I started writing my first novel when I was, perhaps, 28 years old, I finished it coming out of an MFA program when I was 32, revised it when I was 35, began a long, demoralizing, tedious, and ultimately unsuccessful agent search, and then, when I was 40, I put the novel in the proverbial drawer where it sits today. I’m 48 years old.
Even before my first novel went officially into that drawer, I had begun my second novel and chipped away at that, slowly, over about a decade. That novel finished, I felt like there was no way I would have the energy to do with it what I had tried to do with the first, so I made the decision to go the unconventional route (which has actually become pretty conventional) and I self-published my novel, Monster Talk, with iUniverse.
I keep peeking at that first novel where it rests inside the drawer. Actually, it’s not in a drawer. It’s in a box on my desk labeled Combustion. That was the title I gave the novel, named after the book’s central premise, that at the turn of the 21st century, the planet’s population finds itself living through an epidemic of spontaneous human combustion. That was the idea that started the ball rolling. It’s a comic novel and the germ that spawned this particular premise was indeed the great comic faux documentary called Spinal Tap. Before I knew what I was doing, the initial question was about extending the phenomena of SHC beyond the deaths of a few unfortunate heavy metal drummers to a world-wide epidemic—somewhat akin to the current Zombie apocalypse fad, perhaps. Spontaneous Human Combustion, while it literally happens over and over again throughout the plot of this thing, works as a sweet and quirky little metaphor representing a whole host of modern problems. But actually, at the heart, at the core—the novel is really about sex.
So, again, I keep peeking at this box with my first novel buried inside. I’m proud of the book. I think it deserves a life; it deserves to be read—but I’m conflicted. It’s hard to reread, not because I don’t like it, but because it’s almost twenty years old! And partly because, (this is sad) I have become in my middle aged years less of a dare-devil than I was at 35, even conservative in some ways (although not politically), and while a certain amount of mellowing is probably a good thing, in the world of writing fiction I think it’s potentially terrible. I want to be able to read those naughty bits in public. I want to be fearless like I was when I was 35—because, I think, while the Spontaneous Human Combustion element is clever, fun, effectively rendered, the sex, and the main character’s hang up and obsession with sex, is the most strikingly accomplished thing about this novel—if I’m allowed to use the word “accomplished” to describe my own writing.

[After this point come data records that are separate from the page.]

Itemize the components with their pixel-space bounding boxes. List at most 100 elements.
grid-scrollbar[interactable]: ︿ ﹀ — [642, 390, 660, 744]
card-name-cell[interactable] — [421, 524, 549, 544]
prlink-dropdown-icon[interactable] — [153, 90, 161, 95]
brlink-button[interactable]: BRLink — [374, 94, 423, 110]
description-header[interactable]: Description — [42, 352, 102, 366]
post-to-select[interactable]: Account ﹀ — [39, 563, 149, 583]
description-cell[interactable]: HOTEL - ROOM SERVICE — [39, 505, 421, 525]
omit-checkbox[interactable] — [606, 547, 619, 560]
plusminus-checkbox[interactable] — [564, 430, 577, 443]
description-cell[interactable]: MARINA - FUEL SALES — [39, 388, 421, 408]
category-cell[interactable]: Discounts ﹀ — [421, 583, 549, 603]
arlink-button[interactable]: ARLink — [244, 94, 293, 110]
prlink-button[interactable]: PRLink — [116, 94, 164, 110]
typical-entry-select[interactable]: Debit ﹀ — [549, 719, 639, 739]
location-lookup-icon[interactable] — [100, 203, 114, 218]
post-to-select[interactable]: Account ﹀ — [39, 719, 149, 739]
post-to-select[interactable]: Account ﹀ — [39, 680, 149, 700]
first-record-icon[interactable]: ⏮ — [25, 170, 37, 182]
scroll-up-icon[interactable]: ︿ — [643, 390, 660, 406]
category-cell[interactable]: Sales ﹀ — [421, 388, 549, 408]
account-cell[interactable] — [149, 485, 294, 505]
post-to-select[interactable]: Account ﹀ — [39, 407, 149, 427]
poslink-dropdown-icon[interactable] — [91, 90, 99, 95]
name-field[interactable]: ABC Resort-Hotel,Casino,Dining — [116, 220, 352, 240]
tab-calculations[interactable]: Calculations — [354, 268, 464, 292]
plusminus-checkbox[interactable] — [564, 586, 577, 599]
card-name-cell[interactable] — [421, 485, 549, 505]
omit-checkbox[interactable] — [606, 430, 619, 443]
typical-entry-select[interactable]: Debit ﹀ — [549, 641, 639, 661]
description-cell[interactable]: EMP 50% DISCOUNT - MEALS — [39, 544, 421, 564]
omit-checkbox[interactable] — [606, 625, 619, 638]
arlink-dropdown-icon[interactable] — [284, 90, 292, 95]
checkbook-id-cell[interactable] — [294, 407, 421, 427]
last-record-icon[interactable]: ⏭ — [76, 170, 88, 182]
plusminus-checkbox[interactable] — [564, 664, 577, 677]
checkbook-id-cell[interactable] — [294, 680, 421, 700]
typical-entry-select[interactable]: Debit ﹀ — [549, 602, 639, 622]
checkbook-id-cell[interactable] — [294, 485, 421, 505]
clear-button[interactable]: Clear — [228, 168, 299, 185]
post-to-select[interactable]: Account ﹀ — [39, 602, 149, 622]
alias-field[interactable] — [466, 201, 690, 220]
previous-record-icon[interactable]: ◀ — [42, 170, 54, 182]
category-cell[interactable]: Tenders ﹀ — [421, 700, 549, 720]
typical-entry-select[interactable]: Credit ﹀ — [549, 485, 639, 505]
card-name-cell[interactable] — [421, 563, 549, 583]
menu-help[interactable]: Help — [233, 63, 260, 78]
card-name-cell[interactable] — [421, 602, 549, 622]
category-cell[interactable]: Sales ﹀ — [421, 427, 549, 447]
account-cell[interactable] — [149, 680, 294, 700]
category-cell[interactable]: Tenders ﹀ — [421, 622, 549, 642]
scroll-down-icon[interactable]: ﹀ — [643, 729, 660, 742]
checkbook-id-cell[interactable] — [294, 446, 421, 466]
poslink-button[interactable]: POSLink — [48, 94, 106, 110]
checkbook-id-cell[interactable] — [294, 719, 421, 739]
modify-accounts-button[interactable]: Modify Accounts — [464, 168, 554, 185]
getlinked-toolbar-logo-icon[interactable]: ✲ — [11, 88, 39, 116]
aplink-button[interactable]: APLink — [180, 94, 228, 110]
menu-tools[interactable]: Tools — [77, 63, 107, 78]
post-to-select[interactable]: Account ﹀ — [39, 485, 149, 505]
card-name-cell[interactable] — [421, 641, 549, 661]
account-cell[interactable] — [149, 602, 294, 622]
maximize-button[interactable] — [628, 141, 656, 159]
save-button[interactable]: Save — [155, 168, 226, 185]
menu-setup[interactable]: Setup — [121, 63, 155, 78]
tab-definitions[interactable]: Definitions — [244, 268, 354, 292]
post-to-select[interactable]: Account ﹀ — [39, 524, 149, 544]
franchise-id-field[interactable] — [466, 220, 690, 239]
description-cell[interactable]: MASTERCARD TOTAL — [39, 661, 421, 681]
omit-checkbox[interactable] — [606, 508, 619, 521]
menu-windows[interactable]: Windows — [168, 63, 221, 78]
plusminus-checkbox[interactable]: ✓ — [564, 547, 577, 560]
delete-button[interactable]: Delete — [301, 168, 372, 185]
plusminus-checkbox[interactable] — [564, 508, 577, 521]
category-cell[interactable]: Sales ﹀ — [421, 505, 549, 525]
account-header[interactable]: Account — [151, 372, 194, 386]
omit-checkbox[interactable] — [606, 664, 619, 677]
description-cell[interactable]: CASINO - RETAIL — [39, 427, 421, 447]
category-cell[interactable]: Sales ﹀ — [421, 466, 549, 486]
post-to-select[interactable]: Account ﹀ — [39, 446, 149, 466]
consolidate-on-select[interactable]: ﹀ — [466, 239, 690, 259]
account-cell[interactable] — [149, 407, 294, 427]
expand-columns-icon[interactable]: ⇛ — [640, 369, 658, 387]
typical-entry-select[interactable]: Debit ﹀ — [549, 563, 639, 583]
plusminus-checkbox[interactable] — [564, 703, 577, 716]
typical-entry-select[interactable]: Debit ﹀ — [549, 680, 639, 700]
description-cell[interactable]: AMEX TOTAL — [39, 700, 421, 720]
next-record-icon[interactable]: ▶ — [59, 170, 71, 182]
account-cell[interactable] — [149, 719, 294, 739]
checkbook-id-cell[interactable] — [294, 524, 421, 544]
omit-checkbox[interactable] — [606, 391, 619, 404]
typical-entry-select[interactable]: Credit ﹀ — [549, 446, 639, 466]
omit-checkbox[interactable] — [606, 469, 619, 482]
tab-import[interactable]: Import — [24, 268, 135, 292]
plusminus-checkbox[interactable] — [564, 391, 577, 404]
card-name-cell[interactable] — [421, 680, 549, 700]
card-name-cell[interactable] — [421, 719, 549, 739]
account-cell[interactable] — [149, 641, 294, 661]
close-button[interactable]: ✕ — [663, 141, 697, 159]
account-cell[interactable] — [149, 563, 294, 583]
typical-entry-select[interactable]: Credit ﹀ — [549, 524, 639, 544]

Ultimately, I’m in a quandary about what to do with this baby. It’s difficult to let it go. It’s difficult to say, “This thing here that I poured my heart and soul into over the better part of a decade, this thing I’m seriously pleased with despite the fact that it was written by a different Michael Jarmer, I’m just going to let it sit in a box.” And it’s also maddening to think about picking up that whole agent search thing anew. I’ve thought of a few things, a few possibilities, and I’ll run through them here, for my own edification, sure, but also as a list of potential opportunities for other writers still in the same boat with first novels in boxes, and maybe too, to give readers of this blog an opportunity to weigh in. I could:
1. Look for a small press to publish the novel. This is an avenue I did not fully explore when I was trying to place the book with an agent. I think small presses are likely publishing the best writing out there and are perhaps less constrained by market influences, more interested in art.
2. Self-publish, again. Whether I chose to go with iUniverse for the second time or some other vender, bookbaby or lulu.com for example, my first experience was mostly a positive one, and, with a minimal investment, I can accomplish the most personally pressing goal—to make the work available for those who want to read; it would be no longer sitting in a drawer or a box.
3. Revise, drop the artifice of the SHC hook, use the sexy material to draft a completely new animal. This sounds painful but potentially interesting and rewarding. This might be fodder for another blog later—but what is this impulse to create a hook, no matter how clever, no matter how successfully executed, as a vehicle for the real material of the novel? This, I think, is a central impulse of mine as a fiction writer, one that perhaps might be worthy of scrutiny.
4. Go all post-modern and write a piece of non-fiction about writing a first novel, the text of which would include the complete first novel, with commentary along the way about the process, non-fiction narrative connecting real life to plot devices and characters, and self critique. There’s a genre buster for you. What kind of book would that be? A weird one: Combustion Deconstructed.
So, there you have it. I’ve fleshed out the dilemma around what to do about the first novel in a box. It’s one of those things about which I feel a decision must be made. Writers with similar experiences, please chime in. Readers of the fiction and the bloggery of this particular writer, chime in. I’m interested in hearing your stories, your opinions, your thoughts, and/or your questions.
Two more options.
5: write a novel set during a time of SHC about writing a first novel with sexy bits
OR
6: write a novel with sexy bits about writing a first novel dealing w/ SHC.
Is this post-modernism, too? You tell me. I’ve never understood that term. Maybe I should enroll in your English class.
I’m laughing out loud. Thank you. I will include them in my list of options.